Il a fait deux pas maladroits dans le couloir, s’est arrêté net, s’est retourné et m’a désigné du doigt comme s’il venait de se rappeler quelque chose d’important.

— T’étais pas électricien, toi ?

Moi, la bite encore palpitante à cause de la caresse de Remedios, j’ai répondu avec tout le calme du monde.

— Si, si, je le suis.

— Hé, Remedios, le p’tit peut nous poser les prises ! Celle du salon clignote et celle de la cuisine saute tous les deux jours.

Elle est restée pétrifiée sur le seuil, la clé à la main, le visage soudainement pâle. Morte de peur, les yeux grands ouverts, en pensant à ce qui venait de se passer dans l’ascenseur : comment elle avait failli ne pas résister, comment elle avait joui en silence avec mes doigts en elle pendant que son mari était à un mètre.

Imaginez, seuls chez elle, avec Anselmo parti acheter de la bière.

Elle a bafouillé vite, la voix tremblante.

— Non, non, Anselmo… n’embête pas le garçon… il doit être occupé…
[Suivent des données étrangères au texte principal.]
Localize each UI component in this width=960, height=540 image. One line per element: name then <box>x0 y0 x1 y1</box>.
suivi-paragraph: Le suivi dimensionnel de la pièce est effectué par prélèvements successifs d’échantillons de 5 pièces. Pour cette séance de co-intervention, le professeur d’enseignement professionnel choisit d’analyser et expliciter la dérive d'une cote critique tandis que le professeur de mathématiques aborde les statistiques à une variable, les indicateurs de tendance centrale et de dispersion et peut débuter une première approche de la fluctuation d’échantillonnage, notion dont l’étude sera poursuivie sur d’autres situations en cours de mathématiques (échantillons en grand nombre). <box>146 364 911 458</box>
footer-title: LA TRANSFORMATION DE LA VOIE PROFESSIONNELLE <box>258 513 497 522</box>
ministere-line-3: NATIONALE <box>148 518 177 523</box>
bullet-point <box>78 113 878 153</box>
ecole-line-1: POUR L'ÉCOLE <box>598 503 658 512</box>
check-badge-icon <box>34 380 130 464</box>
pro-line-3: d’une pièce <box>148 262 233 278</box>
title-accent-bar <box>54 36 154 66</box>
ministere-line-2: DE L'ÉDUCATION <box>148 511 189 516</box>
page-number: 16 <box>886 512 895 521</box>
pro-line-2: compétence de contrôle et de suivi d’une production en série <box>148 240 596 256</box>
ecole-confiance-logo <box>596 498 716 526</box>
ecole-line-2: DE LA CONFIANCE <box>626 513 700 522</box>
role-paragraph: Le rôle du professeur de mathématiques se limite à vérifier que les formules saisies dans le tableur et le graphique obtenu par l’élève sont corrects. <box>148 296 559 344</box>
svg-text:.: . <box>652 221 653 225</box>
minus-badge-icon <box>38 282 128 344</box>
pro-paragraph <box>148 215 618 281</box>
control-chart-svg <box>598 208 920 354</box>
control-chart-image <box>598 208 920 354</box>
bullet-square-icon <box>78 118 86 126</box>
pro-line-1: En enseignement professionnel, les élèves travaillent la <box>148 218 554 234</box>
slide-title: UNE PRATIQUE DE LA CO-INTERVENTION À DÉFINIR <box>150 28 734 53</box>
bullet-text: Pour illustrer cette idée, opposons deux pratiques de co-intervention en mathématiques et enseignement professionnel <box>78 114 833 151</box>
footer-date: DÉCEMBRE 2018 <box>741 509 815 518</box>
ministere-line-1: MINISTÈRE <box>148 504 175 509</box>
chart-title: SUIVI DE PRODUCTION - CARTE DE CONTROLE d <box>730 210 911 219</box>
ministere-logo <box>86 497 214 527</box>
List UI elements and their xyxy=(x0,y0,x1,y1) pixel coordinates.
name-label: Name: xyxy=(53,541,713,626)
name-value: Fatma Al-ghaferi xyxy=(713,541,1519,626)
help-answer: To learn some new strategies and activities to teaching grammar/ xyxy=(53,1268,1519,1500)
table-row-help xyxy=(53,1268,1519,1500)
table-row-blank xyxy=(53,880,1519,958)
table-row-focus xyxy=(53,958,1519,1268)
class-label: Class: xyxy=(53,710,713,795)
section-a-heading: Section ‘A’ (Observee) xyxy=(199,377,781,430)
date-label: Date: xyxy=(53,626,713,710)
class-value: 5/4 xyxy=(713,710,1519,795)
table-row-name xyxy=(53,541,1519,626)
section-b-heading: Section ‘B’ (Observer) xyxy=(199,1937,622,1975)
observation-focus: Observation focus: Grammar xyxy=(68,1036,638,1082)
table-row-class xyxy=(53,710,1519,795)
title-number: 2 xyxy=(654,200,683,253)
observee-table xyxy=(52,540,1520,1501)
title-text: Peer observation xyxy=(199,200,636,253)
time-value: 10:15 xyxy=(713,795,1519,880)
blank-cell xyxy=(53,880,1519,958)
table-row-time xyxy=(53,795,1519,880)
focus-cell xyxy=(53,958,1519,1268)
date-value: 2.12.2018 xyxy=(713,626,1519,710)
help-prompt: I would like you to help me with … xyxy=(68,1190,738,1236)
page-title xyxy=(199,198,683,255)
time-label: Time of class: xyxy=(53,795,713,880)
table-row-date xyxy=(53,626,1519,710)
Moi, flairant l’occasion, j’ai sauté sur l’affaire sans hésiter.

— Avec plaisir, Remedios. Si vous les avez maintenant, je vous les pose tout de suite. Ce n’est rien.

Elle a avalé sa salive et a essayé de gagner du temps.

— C’est que… je n’ai pas d’argent à la maison, là, tout de suite…

— On est voisins, ma belle — j’ai souri tranquillement —. Un petit verre me suffit. Pas besoin de plus.

Remedios, désespérée, cherchait des excuses à la chaîne.

— Il n’y a pas non plus… de bières à la maison…

Anselmo a lâché un rire rauque, a pris une longue gorgée de sa canette et s’est emballé.

— Ben on ne peut pas rester sans bière, putain. Je vais en chercher au chinois en bas, pour voir s’il est ouvert.

Il s’est retourné sans attendre de réponse et a descendu les escaliers en traînant les pieds, en marmonnant un truc sur le putain d’ascenseur lent. L’écho de ses pas s’est perdu en bas, et Remedios et moi sommes restés à nous regarder sur le palier, seuls, avec la porte entrouverte.